Légitime défense ou simple attisement des tensions ?
« Nous pensons qu’il est urgent de repenser la fabrication de l’information pour une réconciliation tout aussi urgente entre le public et les médias, explique Philippe Guihéneuf, car ce genre de dérives arrive trop fréquemment. Et quand les études montrent que les spectateurs n’ont plus du tout confiance dans les médias, c’est le signe qu’il faut agir. » poursuit-t-il, tout en précisant qu’à ce jour, la pétition a recueilli 6000 signatures. Un constat alarmiste tempéré par le spécialiste en sciences de l’information et de la communication François Jost. Selon lui : « cette logique de défiance, de dénonciation et de flicage systématique est contre-productive. Ce leitmotiv du tous pourris me gène, explique-t-il, cela relève du pur fantasme. Ils stigmatisent les journalistes et accentuent le rapport de méfiance entre le public et les médias, tout en prônant l’idée d’une réconciliation. Je trouve cela incompatible. »
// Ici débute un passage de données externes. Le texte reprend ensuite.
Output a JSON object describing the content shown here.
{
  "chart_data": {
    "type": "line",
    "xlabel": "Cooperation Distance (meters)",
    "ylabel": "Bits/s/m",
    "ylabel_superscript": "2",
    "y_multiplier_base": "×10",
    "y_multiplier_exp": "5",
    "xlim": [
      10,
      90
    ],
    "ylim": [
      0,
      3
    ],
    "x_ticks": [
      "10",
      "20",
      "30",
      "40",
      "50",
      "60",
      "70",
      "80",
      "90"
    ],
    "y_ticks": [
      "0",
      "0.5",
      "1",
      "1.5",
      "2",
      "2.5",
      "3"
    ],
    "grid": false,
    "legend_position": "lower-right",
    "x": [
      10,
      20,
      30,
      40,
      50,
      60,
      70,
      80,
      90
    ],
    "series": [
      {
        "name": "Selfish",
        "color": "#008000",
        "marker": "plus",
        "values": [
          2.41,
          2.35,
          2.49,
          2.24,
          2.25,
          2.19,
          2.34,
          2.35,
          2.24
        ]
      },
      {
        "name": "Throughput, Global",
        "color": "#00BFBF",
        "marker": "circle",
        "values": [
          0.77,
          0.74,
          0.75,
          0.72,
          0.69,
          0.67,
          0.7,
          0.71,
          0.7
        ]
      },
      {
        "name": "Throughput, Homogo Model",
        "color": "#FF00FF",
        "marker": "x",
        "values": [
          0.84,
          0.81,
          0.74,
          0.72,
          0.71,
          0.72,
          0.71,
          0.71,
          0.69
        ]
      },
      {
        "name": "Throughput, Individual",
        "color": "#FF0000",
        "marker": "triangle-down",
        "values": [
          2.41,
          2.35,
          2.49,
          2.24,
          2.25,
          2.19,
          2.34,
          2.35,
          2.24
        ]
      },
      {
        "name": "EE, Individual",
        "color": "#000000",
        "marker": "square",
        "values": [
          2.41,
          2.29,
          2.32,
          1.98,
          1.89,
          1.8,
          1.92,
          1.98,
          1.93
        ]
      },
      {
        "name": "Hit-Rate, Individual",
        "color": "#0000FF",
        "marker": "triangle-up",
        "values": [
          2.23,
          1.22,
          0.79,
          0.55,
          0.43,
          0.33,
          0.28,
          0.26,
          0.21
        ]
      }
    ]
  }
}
Et tandis que de son côté, Philippe Guihéneuf dans un communiqué de presse insiste sur la facilité de la faisabilité technique de leur requête, le sociologue spécialiste des médias Jean-Marie Charon prévient que : « même si l’éventualité de la nomination d’un citoyen au CSA est techniquement envisageable, il semble peu probable que cela soit pour tout de suite. Surtout, celui-ci serait très vite contesté par les acteurs du monde de l’audiovisuel, ce qui est d’ailleurs déjà le cas. Je reste convaincu que l’idée d’un besoin de représentativité des citoyens au CSA est légitime. Or, dans le cas des Indignées du PAF, et si l’on parle en terme de mécanismes démocratiques habituelles, ces derniers ne représentent rien. Il s’agit selon-moi d’une démarche autoproclamée qui a peu de chance d’aboutir. Outre la légitimité, je suis surtout tout bonnement incapable d’estimer quel poids réel ils pourraient avoir au sein d’une telle institution. » conclue-t-il.